Question

State the kinematic quantity that is equivalent to the slope of a position-time graph

Answer 1

The slope of a position-time graph represents velocity. For straight sections, it's the average velocity, while the slope of the tangent line on a curve provides the instantaneous velocity.

Step-by-step explanation:

The kinematic quantity that is equivalent to the slope of a position-time graph is velocity. When analyzing a position vs. time graph, the slope can be calculated as the rise over run, which equates to the change in displacement over the change in time. In simpler terms, this means that the slope of the position-time graph represents how quickly the position is changing over time, which is defined as velocity.

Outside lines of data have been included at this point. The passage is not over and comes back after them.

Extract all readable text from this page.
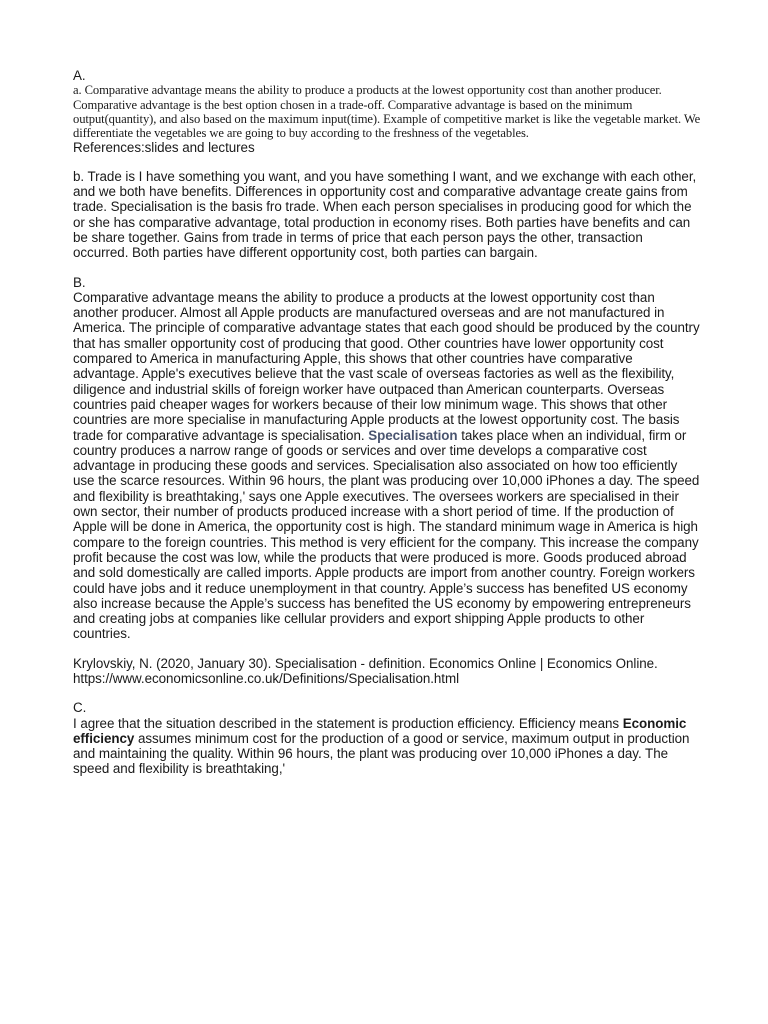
A.

a. Comparative advantage means the ability to produce a products at the lowest opportunity cost than another producer. Comparative advantage is the best option chosen in a trade-off. Comparative advantage is based on the minimum output(quantity), and also based on the maximum input(time). Example of competitive market is like the vegetable market. We differentiate the vegetables we are going to buy according to the freshness of the vegetables.

References:slides and lectures

b. Trade is I have something you want, and you have something I want, and we exchange with each other, and we both have benefits. Differences in opportunity cost and comparative advantage create gains from trade. Specialisation is the basis fro trade. When each person specialises in producing good for which the or she has comparative advantage, total production in economy rises. Both parties have benefits and can be share together. Gains from trade in terms of price that each person pays the other, transaction occurred. Both parties have different opportunity cost, both parties can bargain.

B.

Comparative advantage means the ability to produce a products at the lowest opportunity cost than another producer. Almost all Apple products are manufactured overseas and are not manufactured in America. The principle of comparative advantage states that each good should be produced by the country that has smaller opportunity cost of producing that good. Other countries have lower opportunity cost compared to America in manufacturing Apple, this shows that other countries have comparative advantage. Apple's executives believe that the vast scale of overseas factories as well as the flexibility, diligence and industrial skills of foreign worker have outpaced than American counterparts. Overseas countries paid cheaper wages for workers because of their low minimum wage. This shows that other countries are more specialise in manufacturing Apple products at the lowest opportunity cost. The basis trade for comparative advantage is specialisation. Specialisation takes place when an individual, firm or country produces a narrow range of goods or services and over time develops a comparative cost advantage in producing these goods and services. Specialisation also associated on how too efficiently use the scarce resources. Within 96 hours, the plant was producing over 10,000 iPhones a day. The speed and flexibility is breathtaking,' says one Apple executives. The oversees workers are specialised in their own sector, their number of products produced increase with a short period of time. If the production of Apple will be done in America, the opportunity cost is high. The standard minimum wage in America is high compare to the foreign countries. This method is very efficient for the company. This increase the company profit because the cost was low, while the products that were produced is more. Goods produced abroad and sold domestically are called imports. Apple products are import from another country. Foreign workers could have jobs and it reduce unemployment in that country. Apple’s success has benefited US economy also increase because the Apple’s success has benefited the US economy by empowering entrepreneurs and creating jobs at companies like cellular providers and export shipping Apple products to other countries.

Krylovskiy, N. (2020, January 30). Specialisation - definition. Economics Online | Economics Online. https://www.economicsonline.co.uk/Definitions/Specialisation.html

C.

I agree that the situation described in the statement is production efficiency. Efficiency means Economic efficiency assumes minimum cost for the production of a good or service, maximum output in production and maintaining the quality. Within 96 hours, the plant was producing over 10,000 iPhones a day. The speed and flexibility is breathtaking,'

For linear sections of the graph, the slope gives the average velocity. If the graph is curved, indicating that the velocity is changing as time progresses, the slope of the tangent line at any given point on the curve will provide the instantaneous velocity at that specific moment.

It is worth noting that if the position-time graph was instead a velocity-time graph, the slope would then represent acceleration, showing how the velocity changes over time.

Answer 2

The figure shows the arrangement of given data.

The displacement is considered along X direction and time along Y direction.

The slope of the graph is given by tan θ

So tan θ = Δx/Δt = Velocity between those two points considered for finding slope of graph.

So slope of position time is graph is equivalent to kinematic quantity Velocity.